[2] Cp. Sicilianische Märchen, Vol. I, p. 74.
[3] I. e. Camphor-produced. In the Arabian Nights the Camphor islands are mentioned. See Lane’s Translation, Vol. I, page 544.
[4] I find that a MS. in the Sanskrit College reads avatitírshum. This is obviously the right reading.
[5] The city of Kuvera the god of wealth.
[6] The mother, i. e., Durgá.
[7] See Ralston’s remarks on this story in his Russian Folk-Tales, p. 71. In Hagen’s Helden-Sagen, Vol. I, p. 44, Hilda reunites, as fast as she is cut in two, but at last Dietrich, by the advice of Hildebrand, steps between the two pieces, and interferes with the vis medicatrix. Baring Gould seems to identify this story of Indívarasena with that of St. George. In his essay on that hero-saint, (p. 305, New Edition,) he observes, “In the Kathá Sarit Ságara a hero fights a demon monster, and releases a beautiful woman from his thraldom. The story, as told by Soma Deva, has already progressed, and assumed a form similar to that of Perseus and Andromeda.
[8] The word literally means chariot of the mind. There is a pun here.

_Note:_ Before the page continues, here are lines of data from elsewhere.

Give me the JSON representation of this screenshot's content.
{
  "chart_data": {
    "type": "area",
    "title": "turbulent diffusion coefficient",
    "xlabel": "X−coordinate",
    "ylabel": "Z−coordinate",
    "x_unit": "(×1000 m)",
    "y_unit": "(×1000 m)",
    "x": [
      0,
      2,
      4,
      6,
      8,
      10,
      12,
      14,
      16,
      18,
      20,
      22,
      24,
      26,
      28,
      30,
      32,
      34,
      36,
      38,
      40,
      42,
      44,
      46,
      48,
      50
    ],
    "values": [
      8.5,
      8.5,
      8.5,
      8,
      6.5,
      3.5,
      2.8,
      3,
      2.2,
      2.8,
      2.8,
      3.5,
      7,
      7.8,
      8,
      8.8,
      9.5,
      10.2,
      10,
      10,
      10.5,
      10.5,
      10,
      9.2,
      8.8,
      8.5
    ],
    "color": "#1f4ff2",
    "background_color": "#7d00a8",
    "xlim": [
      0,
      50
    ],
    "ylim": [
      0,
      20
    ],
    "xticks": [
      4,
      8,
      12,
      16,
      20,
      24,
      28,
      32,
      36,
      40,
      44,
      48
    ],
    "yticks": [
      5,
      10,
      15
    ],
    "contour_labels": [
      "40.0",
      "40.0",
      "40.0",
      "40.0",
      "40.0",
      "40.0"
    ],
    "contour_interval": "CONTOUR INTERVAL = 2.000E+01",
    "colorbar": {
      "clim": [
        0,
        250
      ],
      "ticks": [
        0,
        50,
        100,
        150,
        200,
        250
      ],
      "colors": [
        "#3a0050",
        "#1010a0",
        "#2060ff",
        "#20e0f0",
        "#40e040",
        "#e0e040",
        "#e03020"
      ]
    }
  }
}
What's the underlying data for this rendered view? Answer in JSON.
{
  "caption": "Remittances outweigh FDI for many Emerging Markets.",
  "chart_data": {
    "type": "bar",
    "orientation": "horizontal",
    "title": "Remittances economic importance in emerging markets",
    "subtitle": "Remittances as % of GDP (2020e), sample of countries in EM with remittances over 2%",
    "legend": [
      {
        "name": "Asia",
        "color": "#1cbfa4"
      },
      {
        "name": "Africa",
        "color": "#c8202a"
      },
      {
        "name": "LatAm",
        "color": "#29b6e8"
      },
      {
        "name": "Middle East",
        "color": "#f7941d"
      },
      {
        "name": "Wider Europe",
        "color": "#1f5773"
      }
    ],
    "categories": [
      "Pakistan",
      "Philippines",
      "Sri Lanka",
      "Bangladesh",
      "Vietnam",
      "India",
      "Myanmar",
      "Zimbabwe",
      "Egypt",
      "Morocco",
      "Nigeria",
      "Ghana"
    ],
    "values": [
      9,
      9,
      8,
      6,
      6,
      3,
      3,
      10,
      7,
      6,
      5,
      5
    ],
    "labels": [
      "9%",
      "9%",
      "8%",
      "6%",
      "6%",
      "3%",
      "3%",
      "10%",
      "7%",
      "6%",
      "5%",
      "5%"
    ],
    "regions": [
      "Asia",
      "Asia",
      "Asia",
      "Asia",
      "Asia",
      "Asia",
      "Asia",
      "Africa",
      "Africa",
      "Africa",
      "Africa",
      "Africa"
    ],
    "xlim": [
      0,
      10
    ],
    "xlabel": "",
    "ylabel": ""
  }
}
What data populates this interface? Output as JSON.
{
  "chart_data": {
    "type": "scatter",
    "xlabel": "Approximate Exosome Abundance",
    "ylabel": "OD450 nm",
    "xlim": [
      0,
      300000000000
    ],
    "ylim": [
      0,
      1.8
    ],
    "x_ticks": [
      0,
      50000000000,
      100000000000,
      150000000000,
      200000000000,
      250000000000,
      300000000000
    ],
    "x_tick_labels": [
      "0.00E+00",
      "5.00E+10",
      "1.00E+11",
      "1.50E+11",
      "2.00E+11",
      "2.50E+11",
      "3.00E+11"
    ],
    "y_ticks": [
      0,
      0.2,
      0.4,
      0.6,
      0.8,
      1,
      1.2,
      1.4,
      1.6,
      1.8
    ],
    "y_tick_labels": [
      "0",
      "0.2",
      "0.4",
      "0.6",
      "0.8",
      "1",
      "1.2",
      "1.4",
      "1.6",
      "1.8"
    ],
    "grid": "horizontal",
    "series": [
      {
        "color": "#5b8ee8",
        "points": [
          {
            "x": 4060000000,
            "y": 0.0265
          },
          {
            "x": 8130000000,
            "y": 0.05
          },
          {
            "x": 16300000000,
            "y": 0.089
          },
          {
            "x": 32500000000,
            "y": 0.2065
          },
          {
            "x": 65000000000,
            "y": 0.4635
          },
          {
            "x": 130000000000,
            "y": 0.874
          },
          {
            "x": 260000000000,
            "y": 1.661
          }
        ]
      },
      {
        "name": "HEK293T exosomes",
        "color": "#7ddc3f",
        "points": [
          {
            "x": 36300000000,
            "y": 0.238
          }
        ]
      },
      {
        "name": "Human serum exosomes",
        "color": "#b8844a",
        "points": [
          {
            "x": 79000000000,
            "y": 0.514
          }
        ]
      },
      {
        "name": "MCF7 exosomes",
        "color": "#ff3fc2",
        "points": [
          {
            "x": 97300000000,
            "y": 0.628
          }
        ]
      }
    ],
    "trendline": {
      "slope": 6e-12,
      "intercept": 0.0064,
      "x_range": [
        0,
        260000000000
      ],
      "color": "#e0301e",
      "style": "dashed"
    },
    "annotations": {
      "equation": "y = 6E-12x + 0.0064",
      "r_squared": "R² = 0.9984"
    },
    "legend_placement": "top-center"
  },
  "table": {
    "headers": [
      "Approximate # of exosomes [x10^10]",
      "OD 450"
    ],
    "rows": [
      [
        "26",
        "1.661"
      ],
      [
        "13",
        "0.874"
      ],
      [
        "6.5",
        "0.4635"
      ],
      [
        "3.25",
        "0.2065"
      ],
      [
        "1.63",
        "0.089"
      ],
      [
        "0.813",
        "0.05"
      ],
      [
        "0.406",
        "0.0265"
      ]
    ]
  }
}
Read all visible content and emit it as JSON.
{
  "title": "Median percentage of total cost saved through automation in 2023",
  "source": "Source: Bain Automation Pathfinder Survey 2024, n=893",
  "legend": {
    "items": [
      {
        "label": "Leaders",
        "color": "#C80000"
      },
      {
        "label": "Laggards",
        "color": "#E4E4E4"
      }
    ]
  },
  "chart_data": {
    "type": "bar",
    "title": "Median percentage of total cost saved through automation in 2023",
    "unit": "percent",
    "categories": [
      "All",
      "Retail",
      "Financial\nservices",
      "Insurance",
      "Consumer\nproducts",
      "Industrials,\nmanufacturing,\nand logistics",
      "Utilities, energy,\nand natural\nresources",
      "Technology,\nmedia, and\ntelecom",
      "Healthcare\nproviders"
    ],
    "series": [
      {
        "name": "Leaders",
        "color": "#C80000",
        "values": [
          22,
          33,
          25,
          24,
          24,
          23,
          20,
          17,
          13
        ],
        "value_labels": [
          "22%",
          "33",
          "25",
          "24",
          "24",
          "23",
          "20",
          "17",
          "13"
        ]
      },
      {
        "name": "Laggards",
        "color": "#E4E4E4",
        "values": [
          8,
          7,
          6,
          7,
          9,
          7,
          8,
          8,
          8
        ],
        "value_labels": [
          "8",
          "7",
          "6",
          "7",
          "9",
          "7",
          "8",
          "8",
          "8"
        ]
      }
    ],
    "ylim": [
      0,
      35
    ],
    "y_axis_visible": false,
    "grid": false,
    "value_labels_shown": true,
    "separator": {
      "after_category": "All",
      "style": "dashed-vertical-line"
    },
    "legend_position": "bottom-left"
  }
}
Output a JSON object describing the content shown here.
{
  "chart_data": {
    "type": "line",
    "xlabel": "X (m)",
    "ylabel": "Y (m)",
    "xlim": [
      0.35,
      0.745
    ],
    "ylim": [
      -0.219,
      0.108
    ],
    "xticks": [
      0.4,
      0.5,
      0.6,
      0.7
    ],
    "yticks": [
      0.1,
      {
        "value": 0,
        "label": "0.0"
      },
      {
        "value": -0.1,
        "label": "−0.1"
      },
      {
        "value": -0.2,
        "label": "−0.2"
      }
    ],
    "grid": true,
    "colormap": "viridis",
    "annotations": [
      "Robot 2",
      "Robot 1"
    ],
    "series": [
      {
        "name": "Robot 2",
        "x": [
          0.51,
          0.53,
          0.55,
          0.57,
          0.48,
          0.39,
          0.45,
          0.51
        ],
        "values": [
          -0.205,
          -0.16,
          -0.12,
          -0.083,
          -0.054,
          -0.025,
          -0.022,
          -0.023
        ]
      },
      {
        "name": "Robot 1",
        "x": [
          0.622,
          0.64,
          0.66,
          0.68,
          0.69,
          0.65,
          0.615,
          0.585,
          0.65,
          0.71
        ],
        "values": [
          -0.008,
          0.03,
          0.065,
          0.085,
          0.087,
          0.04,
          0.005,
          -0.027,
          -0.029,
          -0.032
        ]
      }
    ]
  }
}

[9] This resembles the German story of the two brothers as given in Cox’s Aryan Mythology, Vol. I, p. 162. See also Gonzenbach’s Sicilianische Märchen, Nos. 39 and 40, with Dr. Köhler’s note. He there refers us to his own remarks on the 4th of Campbell’s West Highland Tales in Orient und Occident, Vol. II, p. 118, and to Grimm, Nos. 60 and 85, Hahn No. 22, Widter-Wolf, No. 8, Vernaleken, No. 35, &c. In Grimm’s No. 60, we have a magic sword, and the temporary death of one of the brothers is indicated by the dimming of one side of a knife. This story resembles Grimm’s more closely, than that of Aśokadatta and Vijayadatta in ch. 25. See also Bartsch’s Sagen, Märchen und Gebräuche aus Meklenburg, Vol. I, p. 474. See also De Gubernatis, Zoological Mythology, Vol. I, p. 328, Vol. II, p. 317. The story of Amys and Amylion, in Ellis’s Metrical Romances, resembles closely the tale, as given by Grimm and Gonzenbach. So too do the 7th and 9th stories of the 1st day in the Pentamerone of Basile, and the 52nd in Coelho’s Contos Populares Portuguezes, p. 120. Perhaps the oldest mythological pair of brothers are the Aśvins, who have their counterpart in the Dioscuri and in Heracles and Iphiclus.
[10] I. e., brightness of the sun. Chandravatí means moonlike.
[11] I. e. Śiva the beloved of Párvatí.